Carrying too much revolving and installment debt (like a car loan) will eat into your debt-to-income ratio, and a lender will subtract the amount you're paying to service your debt each month from the amount you have available to pay for a mortgage, real estate property taxes, and your required homeowner's insurance policy.
Lenders are so picky about who they'll lend to these days that they'll seize on an out-of-whack debt-to-income ratio as a reason to reject your loan application. Instead of facing that unpleasant prospect, follow these steps to get rid of your debt before buying a home:
- Calculate what you owe. If you have a handful of credit cards, plus a car loan, student loans, and maybe a gas card or two, it’s easy to lose track of your debts. Make a list of everything you owe, along with the interest rates you’re paying.
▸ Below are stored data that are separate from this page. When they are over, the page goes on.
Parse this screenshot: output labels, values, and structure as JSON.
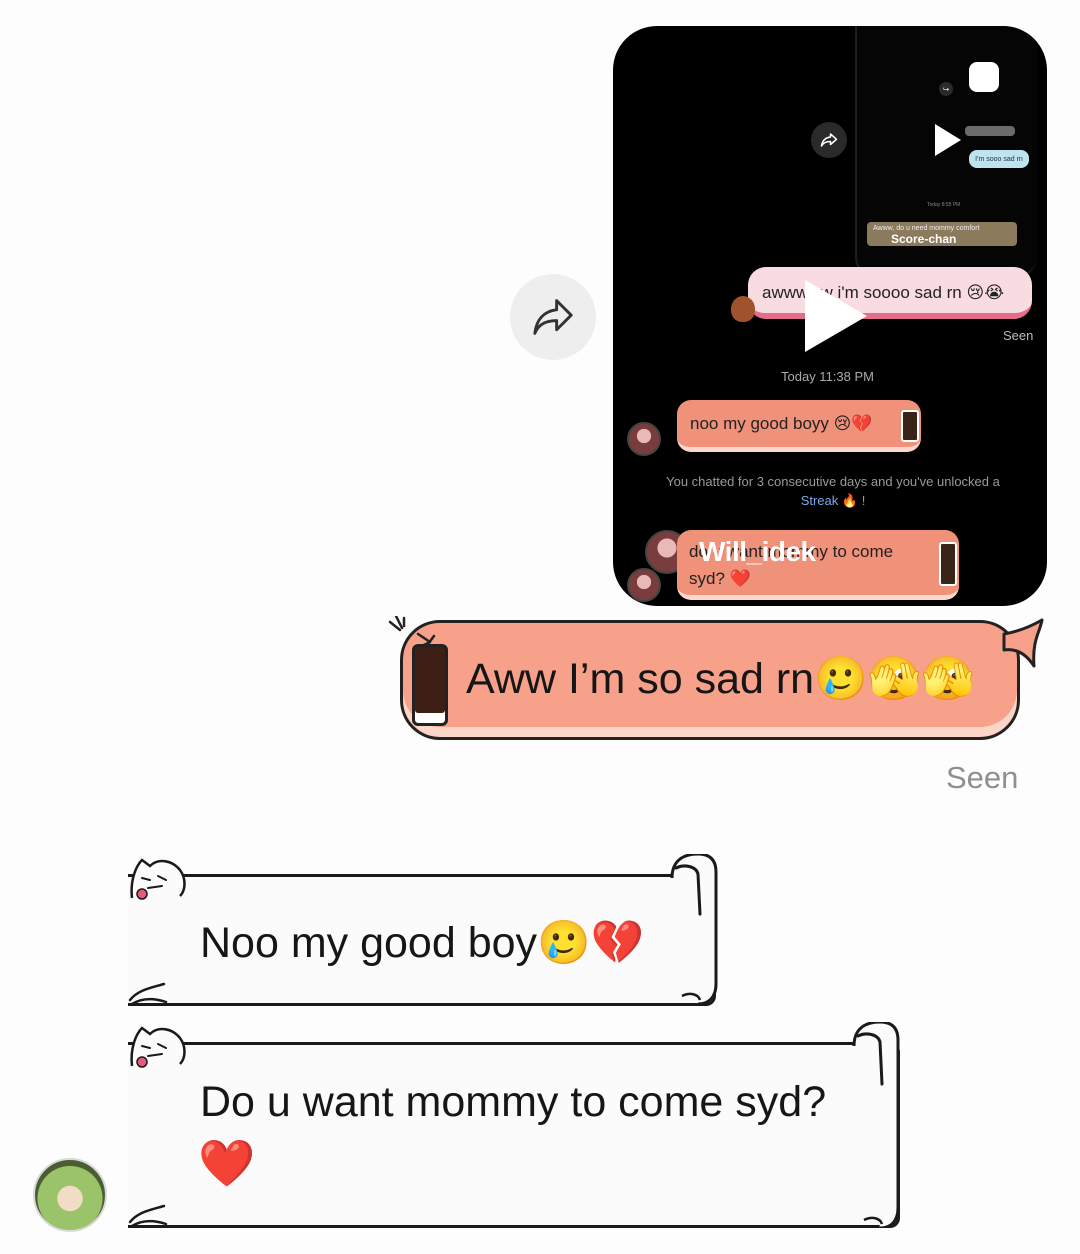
{
  "shared_reel": {
    "mini_preview": {
      "bubble_text": "I'm sooo sad rn",
      "time": "Today 8:55 PM",
      "banner_text": "Awww, do u need mommy comfort",
      "username": "Score-chan"
    },
    "sent_preview": "awwwww i'm soooo sad rn 😢😭",
    "seen": "Seen",
    "timestamp": "Today 11:38 PM",
    "reply_1": "noo my good boyy 😢💔",
    "streak_prefix": "You chatted for 3 consecutive days and you've unlocked a",
    "streak_word": "Streak",
    "streak_suffix": "🔥 !",
    "reply_2_line1": "do u want mommy to come",
    "reply_2_line2": "syd? ❤️",
    "username": "Will_idek"
  },
  "sent_message": {
    "text": "Aww I’m so sad rn",
    "emojis": "🥲🫣🫣"
  },
  "seen_label": "Seen",
  "received_messages": [
    {
      "text": "Noo my good boy",
      "emojis": "🥲💔"
    },
    {
      "text": "Do u want mommy to come syd?",
      "emojis": "❤️"
    }
  ],
  "colors": {
    "sent_bubble": "#f7a08a",
    "reel_background": "#000000",
    "seen_text": "#8f8f8f",
    "streak_link": "#7ea8e6"
  },
  "icons": [
    "share-icon",
    "play-icon",
    "reel-icon",
    "soda-can-icon",
    "cat-sticker-icon"
  ]
}
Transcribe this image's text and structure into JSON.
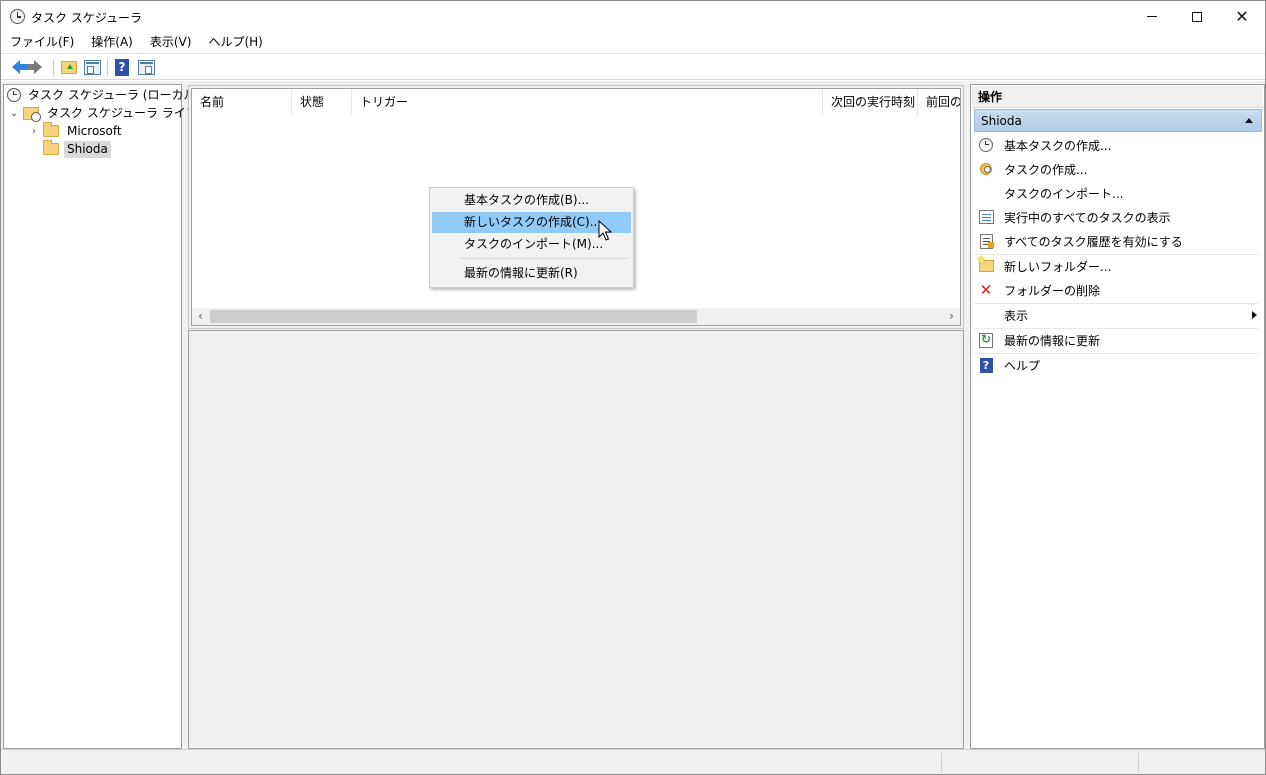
{
  "window": {
    "title": "タスク スケジューラ"
  },
  "menubar": {
    "items": [
      "ファイル(F)",
      "操作(A)",
      "表示(V)",
      "ヘルプ(H)"
    ]
  },
  "toolbar": {
    "icons": [
      "back-arrow-icon",
      "forward-arrow-icon",
      "folder-up-icon",
      "show-hide-console-tree-icon",
      "help-icon",
      "show-hide-action-pane-icon"
    ]
  },
  "tree": {
    "root": "タスク スケジューラ (ローカル)",
    "library": "タスク スケジューラ ライブラリ",
    "folders": [
      "Microsoft",
      "Shioda"
    ],
    "selected": "Shioda"
  },
  "task_list": {
    "columns": [
      "名前",
      "状態",
      "トリガー",
      "次回の実行時刻",
      "前回の実行時刻"
    ]
  },
  "context_menu": {
    "items": [
      "基本タスクの作成(B)...",
      "新しいタスクの作成(C)...",
      "タスクのインポート(M)...",
      "最新の情報に更新(R)"
    ],
    "highlighted": "新しいタスクの作成(C)..."
  },
  "actions": {
    "header": "操作",
    "section": "Shioda",
    "items": [
      {
        "label": "基本タスクの作成...",
        "icon": "clock-icon"
      },
      {
        "label": "タスクの作成...",
        "icon": "new-task-icon"
      },
      {
        "label": "タスクのインポート...",
        "icon": ""
      },
      {
        "label": "実行中のすべてのタスクの表示",
        "icon": "running-tasks-icon"
      },
      {
        "label": "すべてのタスク履歴を有効にする",
        "icon": "history-icon"
      },
      {
        "label": "新しいフォルダー...",
        "icon": "new-folder-icon"
      },
      {
        "label": "フォルダーの削除",
        "icon": "delete-icon"
      },
      {
        "label": "表示",
        "icon": ""
      },
      {
        "label": "最新の情報に更新",
        "icon": "refresh-icon"
      },
      {
        "label": "ヘルプ",
        "icon": "help-icon"
      }
    ]
  },
  "colors": {
    "menu_highlight": "#91c9f7",
    "section_header": "#b8d0ea",
    "delete_red": "#d32020"
  }
}
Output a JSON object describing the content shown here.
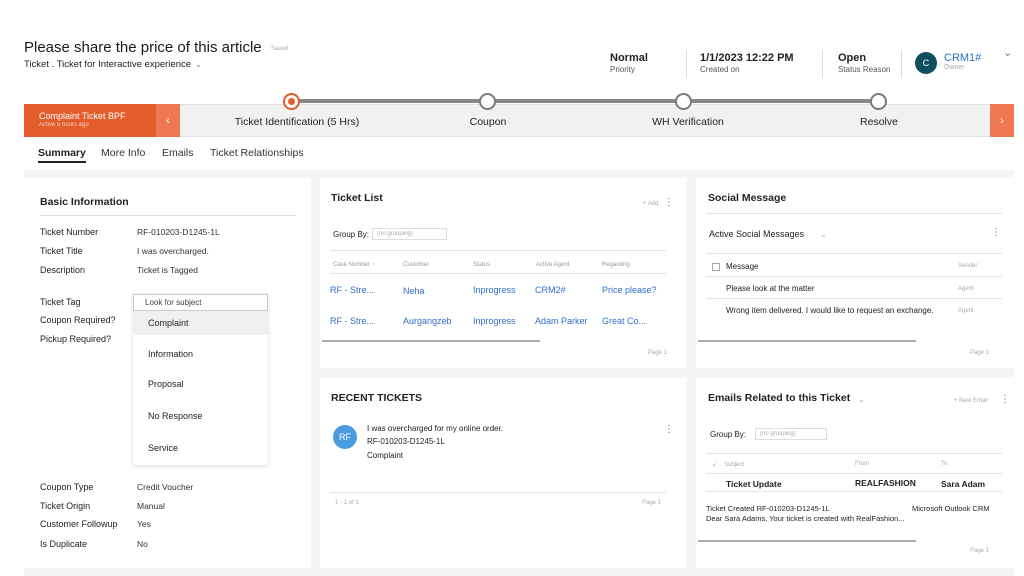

- Figure out how much it costs for you to live. Write down everything you spend each week, month, and year. Then pare your expenses down to the basics and figure out how much you’ll save. After that, you can determine how much of that savings you can apply toward paying down your debts.
- Pay off the highest-interest-rate loan first. The savviest move you can make is to focus all of your energy on paying down the debt with the highest interest rate first. Since every dollar you prepay on a loan (credit card, mortgage, school loan, etc.) effectively earns you that interest rate as a return on your investment, the higher the interest rate on the debt, the more you’re earning on your money. For example, if your credit card debt is at 15 percent, every dollar you prepay is earning you 15 percent. So get moving.
- Pay down a small debt. If your biggest debt has the highest interest rate but you’re also carrying a relatively small debt on another credit card, consider paying that debt off quickly. That will give you a psychological boost and provide you with another source of funds to use to pay down the larger debt.
- Don’t cancel your credit cards after paying them off. You’ll want to keep your maximum available credit limit as high as possible to help boost your credit history and credit score. So pay off the debts, but leave the lines of credit open.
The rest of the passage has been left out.